Salomé Moltó

Dice el proverbio que la generosidad bien entendida empieza por uno mismo, posiblemente sea verdad, sobre todo cuando buscamos un equilibrio social.

Meditando un poco habría que buscar en este noble sentimiento algunas connotaciones que le añaden valor y otras que se lo restan.

Como instinto, es algo que aflora en las relaciones humanas cuando se observa algún que otro motivo de injusticia; este es el motor que pone en marcha la generosidad, querer subsanar una injusticia cuando detectamos que alguien no goza de un bien universal como es la justicia, la equidad, la igualdad, cualidades éstas que, a fin de cuentas, son matices de un mismo aspecto, el sentir humano de solidaridad hacia los demás.

También puede tratarse de una disposición personal, e incluso un medio de afirmar el ego de cada cual.

Ejercer la generosidad es una labor delicada que requiere mesura, razón y, sobre todo, oportunidad.

El que la ofrece sin medida puede causar dos resultados diferentes y diferenciados: herir la sensibilidad del receptor, ya que éste puede interpretar que se menosprecia su valía, o bien empujarlo a una comodidad superficial que imita su reacción ante la adversidad y obstruye su capacidad para hacer frente a los problemas, que, sin duda, la vida presenta.

Frecuentemente la generosidad se convierte en invasión del terreno ajeno, de lo personal del otro, donde no vale ni la espontaneidad ni la abundancia. Se impone, más bien, el ser comedido y discreto.

La generosidad se practica en la intimidad, sin luces ni taquígrafos, con suavidad y con compostura y sin retención de memoria, porque nunca pasaremos factura de un acto de generosidad a menos que queramos frustrarlo, para convertirlo en una mera especulación.

Los que pueden dar y suelen hacerlo, deberían reflexionar antes hasta dónde les lleva su actitud, ya que se puede nutrir al aprovechado, al oportunista en vez de ayudar al necesitado.

Leí en un artículo de “CENIT” (periódico del exilio confederal español en Francia) una hermosa expresión, que según su autor la escribió Alberto Carsi Lacase, cuñado del valenciano historiador e intelectual Vicente Blasco Ibañez. Y decía: “El agua es la única divinidad que vemos bajar del cielo”.  Viene a colación por esa disposición que mucha gente tiene esperando resolver sus problemas económicos por la generosidad divina. Juegos de azar, loterías, boletos de múltiples rifas. Se sigue esperando una generosidad y la unimos a una fantasía creciente, a un capricho del destino.

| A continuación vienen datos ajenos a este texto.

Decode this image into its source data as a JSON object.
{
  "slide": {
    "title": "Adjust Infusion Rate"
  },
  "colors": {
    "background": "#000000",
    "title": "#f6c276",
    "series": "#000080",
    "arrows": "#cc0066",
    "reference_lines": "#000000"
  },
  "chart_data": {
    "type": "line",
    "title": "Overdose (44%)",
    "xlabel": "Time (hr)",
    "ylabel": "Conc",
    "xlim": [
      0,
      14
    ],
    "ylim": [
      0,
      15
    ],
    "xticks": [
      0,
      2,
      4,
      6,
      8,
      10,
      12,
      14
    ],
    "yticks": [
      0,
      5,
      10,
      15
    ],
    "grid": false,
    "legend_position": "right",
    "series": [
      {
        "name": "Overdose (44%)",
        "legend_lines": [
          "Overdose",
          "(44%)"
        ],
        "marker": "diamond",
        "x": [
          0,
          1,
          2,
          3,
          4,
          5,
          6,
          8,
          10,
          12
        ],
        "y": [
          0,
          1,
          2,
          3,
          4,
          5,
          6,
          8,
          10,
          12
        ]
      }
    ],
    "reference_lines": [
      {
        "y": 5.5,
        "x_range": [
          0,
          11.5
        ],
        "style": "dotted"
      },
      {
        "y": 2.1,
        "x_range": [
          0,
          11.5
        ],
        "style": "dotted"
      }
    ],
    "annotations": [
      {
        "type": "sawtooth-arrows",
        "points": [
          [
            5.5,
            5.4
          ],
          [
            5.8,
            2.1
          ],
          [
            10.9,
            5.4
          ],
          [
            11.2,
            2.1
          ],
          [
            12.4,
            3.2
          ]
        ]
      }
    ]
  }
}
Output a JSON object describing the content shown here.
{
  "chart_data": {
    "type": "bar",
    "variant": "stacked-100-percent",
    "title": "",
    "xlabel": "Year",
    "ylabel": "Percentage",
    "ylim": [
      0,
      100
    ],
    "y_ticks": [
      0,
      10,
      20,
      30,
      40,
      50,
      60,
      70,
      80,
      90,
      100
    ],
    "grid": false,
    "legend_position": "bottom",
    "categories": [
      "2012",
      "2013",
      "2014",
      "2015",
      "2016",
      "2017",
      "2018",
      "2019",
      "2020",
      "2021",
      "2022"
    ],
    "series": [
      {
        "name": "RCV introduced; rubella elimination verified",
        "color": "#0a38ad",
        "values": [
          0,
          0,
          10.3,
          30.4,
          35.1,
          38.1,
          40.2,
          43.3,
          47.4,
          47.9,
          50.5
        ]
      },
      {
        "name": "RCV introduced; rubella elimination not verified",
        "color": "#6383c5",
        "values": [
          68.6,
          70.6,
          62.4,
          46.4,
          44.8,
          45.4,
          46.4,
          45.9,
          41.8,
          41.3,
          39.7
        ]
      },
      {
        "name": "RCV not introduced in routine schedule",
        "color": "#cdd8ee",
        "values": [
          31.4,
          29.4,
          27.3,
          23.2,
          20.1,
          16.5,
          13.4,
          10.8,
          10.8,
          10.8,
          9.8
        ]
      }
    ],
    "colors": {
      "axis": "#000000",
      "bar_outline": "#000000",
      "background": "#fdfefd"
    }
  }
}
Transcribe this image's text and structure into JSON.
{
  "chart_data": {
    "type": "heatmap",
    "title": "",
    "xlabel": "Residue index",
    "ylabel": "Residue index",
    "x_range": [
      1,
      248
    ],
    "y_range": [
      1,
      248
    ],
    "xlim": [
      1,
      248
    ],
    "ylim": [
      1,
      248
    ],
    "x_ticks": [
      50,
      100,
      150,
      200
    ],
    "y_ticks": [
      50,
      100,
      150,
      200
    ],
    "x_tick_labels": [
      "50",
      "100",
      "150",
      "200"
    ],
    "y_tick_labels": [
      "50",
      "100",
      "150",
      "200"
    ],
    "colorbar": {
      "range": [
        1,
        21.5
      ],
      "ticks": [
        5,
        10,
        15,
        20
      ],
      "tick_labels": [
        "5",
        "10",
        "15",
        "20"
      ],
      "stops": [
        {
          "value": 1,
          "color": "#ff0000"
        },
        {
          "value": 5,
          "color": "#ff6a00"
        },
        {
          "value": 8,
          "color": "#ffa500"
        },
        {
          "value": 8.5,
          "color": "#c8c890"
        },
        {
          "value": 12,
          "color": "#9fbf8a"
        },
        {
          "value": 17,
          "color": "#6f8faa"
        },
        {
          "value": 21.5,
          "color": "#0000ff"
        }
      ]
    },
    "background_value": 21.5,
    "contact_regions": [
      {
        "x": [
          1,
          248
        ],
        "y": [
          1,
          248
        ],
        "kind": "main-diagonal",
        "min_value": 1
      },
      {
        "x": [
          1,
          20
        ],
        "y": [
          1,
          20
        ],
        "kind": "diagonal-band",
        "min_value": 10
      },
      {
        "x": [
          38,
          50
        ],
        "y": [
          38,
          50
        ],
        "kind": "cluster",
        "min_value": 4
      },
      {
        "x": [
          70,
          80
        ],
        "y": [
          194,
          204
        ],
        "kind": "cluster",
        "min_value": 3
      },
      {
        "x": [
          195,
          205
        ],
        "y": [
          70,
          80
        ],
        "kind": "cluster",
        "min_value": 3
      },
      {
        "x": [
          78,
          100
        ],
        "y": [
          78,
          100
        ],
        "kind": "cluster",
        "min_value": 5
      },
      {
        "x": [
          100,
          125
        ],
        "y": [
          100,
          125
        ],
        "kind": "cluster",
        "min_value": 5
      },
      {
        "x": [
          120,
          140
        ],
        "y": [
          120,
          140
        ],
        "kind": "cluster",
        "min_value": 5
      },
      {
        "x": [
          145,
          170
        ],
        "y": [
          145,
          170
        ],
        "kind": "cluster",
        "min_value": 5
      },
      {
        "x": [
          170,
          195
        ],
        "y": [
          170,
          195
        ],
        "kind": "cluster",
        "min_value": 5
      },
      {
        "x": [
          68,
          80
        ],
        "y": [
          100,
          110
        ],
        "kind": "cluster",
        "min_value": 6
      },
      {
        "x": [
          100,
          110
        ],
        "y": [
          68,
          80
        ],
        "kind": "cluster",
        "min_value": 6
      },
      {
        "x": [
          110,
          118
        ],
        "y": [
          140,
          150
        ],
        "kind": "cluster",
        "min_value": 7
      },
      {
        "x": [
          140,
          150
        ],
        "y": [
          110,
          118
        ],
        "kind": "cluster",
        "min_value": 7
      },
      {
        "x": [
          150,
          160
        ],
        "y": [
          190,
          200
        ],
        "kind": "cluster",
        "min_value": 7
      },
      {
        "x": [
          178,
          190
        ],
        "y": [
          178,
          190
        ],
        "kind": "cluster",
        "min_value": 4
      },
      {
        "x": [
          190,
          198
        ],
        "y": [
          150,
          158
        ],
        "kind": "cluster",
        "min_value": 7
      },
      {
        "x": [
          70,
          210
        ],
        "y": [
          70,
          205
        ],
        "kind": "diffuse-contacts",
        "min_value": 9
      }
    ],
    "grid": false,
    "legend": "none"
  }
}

En las familias es frecuente comprobar que no todos son generosos con los demás y es a menudo la madre la que está en mejor disposición para darlo todo por los otros, no solo en lo material, también en lo moral, en sacrificio, en lo que sea. Otras veces es el padre, que después de muchas horas de trabajo sólo lleva en su pensamiento qué ofrecer a los suyos para que no carezcan de nada.

La generosidad puede ser, a veces, un “parche” necesario en una sociedad en evolución, ya que si justicia hubiere la generosidad estaría demás.